Canadian capitalists did not go willingly into Canada’s original national policy. They had to be pushed out of the easy route of exporting resources to Britain and the US, before Canada struck out on its own and shifted to an east-west, national economy. Infant Canadian industries grew behind tariff walls, protected from cheaper imports from more developed countries. Not all imports were blocked by tariffs, but they were high enough to level the playing field for Canadian-made goods.
Before there were income and corporate taxes, tariffs were the federal government’s main source of revenue, much of which Ottawa used to subsidize building the privately owned, Canadian Pacific Railway on an all-Canadian route to the West. The CPR moved settlers and Canadian-made goods west to the Prairies and stopped US annexation of the region, like they had Alaska.
Factories in Ontario and Quebec boomed, while western resources flowed east for export along Canada’s railways. The economy matured impressively and Canada escaped from its colonial “staple trap” of just digging stuff up for export. That’s when Canada became an internationally recognized middle power.
The national policy had downsides that must be corrected in Version 2.0. Western Canadians were unhappy as a resource satellite of Central Canada; Indigenous peoples were stripped of their lands, self-determination and cultures; and big corporations, many of them foreign-controlled, dominated the economy.
What should national policy 2.0 look like?

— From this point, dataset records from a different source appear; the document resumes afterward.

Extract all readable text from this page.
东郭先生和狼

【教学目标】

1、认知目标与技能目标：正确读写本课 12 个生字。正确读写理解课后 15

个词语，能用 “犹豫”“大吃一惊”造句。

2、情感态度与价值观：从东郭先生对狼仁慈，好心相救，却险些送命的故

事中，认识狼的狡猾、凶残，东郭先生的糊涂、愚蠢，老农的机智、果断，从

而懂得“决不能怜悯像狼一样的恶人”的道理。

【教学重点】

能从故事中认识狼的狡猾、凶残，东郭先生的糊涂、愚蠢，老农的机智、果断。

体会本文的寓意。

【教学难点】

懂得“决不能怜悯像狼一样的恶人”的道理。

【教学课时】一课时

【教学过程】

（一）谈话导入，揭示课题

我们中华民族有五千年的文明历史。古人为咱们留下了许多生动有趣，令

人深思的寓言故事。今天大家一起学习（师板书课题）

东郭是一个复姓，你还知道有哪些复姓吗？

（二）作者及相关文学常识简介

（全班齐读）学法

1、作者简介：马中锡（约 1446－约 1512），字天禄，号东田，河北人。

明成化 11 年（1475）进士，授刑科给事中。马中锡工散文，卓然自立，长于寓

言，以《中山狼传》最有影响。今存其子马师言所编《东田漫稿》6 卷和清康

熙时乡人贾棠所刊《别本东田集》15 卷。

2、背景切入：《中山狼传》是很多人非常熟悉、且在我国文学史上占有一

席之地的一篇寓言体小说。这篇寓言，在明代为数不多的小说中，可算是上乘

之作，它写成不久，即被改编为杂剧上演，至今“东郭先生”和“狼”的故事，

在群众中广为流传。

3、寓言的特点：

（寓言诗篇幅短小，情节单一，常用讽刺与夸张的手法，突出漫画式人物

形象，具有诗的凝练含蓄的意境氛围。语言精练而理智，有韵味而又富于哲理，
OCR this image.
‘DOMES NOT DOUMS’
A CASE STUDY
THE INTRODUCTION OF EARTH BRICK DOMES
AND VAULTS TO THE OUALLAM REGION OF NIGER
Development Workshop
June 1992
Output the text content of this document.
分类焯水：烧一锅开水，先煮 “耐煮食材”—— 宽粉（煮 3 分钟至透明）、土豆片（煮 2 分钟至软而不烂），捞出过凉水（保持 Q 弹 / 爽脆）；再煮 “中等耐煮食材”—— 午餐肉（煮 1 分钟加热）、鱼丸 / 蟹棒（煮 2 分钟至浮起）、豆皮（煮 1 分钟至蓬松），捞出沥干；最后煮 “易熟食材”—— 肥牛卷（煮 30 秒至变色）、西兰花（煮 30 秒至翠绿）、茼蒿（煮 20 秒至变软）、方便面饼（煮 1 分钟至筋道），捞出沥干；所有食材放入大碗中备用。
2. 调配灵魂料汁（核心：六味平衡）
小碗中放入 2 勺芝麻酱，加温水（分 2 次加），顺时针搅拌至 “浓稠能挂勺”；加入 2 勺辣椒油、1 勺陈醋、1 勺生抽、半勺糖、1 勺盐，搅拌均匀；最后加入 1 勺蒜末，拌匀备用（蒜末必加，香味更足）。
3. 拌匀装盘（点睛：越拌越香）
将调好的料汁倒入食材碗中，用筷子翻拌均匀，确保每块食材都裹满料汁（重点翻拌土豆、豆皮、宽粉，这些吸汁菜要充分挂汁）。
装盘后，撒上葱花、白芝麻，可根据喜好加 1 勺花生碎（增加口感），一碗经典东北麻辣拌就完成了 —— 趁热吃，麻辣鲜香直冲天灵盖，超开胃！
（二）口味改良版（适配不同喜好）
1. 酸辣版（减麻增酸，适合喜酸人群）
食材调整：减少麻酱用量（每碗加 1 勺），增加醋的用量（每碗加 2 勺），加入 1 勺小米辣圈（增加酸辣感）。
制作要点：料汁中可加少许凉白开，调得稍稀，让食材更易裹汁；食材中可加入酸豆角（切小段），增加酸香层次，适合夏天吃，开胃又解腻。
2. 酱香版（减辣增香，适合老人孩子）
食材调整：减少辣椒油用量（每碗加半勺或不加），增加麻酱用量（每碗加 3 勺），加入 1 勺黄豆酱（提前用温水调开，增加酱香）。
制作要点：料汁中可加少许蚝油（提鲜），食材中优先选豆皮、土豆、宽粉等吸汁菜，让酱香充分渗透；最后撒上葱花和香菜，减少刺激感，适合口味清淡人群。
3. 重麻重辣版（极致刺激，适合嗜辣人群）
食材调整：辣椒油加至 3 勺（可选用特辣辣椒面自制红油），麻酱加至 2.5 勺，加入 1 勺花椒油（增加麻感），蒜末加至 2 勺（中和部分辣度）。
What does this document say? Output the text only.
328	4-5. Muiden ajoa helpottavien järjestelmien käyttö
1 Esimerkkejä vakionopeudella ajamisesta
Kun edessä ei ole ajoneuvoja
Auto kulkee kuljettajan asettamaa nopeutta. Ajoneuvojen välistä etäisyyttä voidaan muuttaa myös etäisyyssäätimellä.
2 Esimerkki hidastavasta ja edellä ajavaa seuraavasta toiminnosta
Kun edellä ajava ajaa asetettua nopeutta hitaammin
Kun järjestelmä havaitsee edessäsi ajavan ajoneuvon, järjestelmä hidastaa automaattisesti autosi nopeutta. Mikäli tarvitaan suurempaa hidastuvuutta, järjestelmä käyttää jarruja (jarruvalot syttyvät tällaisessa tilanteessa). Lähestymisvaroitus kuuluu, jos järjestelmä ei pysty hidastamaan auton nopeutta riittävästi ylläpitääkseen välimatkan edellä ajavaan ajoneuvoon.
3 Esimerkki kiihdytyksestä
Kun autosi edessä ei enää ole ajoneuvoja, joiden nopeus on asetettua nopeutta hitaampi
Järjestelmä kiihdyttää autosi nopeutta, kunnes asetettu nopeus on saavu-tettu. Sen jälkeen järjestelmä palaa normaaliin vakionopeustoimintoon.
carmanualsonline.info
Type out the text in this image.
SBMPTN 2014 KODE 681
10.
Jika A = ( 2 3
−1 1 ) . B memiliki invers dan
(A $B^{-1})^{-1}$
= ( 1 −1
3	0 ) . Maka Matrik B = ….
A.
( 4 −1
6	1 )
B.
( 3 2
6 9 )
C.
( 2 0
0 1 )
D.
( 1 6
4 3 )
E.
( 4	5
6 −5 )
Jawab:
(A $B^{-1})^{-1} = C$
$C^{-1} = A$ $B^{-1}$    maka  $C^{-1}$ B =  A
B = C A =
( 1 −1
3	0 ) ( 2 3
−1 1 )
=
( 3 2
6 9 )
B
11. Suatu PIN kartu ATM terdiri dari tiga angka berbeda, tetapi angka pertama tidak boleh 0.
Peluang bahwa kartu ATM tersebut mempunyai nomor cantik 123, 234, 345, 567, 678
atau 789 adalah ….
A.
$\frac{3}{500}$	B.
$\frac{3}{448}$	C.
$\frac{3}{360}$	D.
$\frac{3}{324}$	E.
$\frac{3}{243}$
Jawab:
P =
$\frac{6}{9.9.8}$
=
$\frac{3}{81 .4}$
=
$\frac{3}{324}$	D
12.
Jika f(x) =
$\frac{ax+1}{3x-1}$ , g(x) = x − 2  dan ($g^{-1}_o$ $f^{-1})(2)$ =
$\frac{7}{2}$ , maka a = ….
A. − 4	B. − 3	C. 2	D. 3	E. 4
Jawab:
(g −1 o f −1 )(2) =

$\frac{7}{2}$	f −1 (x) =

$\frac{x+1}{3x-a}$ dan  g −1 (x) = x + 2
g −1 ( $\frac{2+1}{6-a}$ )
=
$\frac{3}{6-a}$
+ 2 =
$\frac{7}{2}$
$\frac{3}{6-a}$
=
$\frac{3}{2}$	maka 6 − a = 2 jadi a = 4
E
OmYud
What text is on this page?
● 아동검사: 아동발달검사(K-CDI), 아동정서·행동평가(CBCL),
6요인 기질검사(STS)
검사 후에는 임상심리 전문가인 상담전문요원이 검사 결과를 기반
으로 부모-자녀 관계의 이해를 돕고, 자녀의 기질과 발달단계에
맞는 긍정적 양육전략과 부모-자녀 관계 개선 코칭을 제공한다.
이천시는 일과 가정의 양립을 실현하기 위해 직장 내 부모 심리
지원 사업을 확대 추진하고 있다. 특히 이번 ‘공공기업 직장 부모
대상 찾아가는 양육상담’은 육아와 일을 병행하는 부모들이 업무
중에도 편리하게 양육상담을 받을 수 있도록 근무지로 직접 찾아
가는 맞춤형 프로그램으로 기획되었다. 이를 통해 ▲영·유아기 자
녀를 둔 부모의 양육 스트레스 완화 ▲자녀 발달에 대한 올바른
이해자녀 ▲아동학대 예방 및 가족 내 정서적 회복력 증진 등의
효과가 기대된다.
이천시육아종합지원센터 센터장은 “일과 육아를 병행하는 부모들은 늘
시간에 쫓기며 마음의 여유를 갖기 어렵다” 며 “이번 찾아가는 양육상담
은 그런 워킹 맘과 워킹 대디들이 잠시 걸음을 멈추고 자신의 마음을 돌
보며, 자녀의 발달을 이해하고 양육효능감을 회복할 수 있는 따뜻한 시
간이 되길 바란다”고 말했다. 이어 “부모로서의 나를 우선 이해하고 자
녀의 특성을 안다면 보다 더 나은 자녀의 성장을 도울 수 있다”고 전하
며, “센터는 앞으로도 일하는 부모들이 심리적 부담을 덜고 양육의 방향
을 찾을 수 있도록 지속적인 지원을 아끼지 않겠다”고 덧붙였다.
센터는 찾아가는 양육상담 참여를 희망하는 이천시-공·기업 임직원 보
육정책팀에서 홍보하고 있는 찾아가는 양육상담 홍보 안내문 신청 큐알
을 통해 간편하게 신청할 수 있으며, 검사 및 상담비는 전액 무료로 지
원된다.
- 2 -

- Switch from an export obsession to focusing on making things for Canadians by Canadians where it’s most feasible. Provide government support for industries, including affordable housing, sustainable energy, and caring services;
- When COVID-19 hit, Trump banned the export of masks and other critical medical supplies. To reduce vulnerability to Trump’s economic blackmail, produce masks, medical supplies and enough vaccines here at home;
- For things we can’t produce efficiently, shift imports from the US to friendlier countries;
- Start switching exports to third countries;
- Procurement from all levels of government and public institutions like schools, should come from Canadian services and goods;
- Put levies on resources exported to the US to help support industries and workers hit hard by Trump’s tariffs.
Generations of Canadians worked hard to unify and build a country that is distinct and independent from the United States. It’s up to today’s generations to fashion a new national policy to create a prosperous and fairer Canada.
Gordon Laxer is a political economist and professor emeritus at the University of Alberta.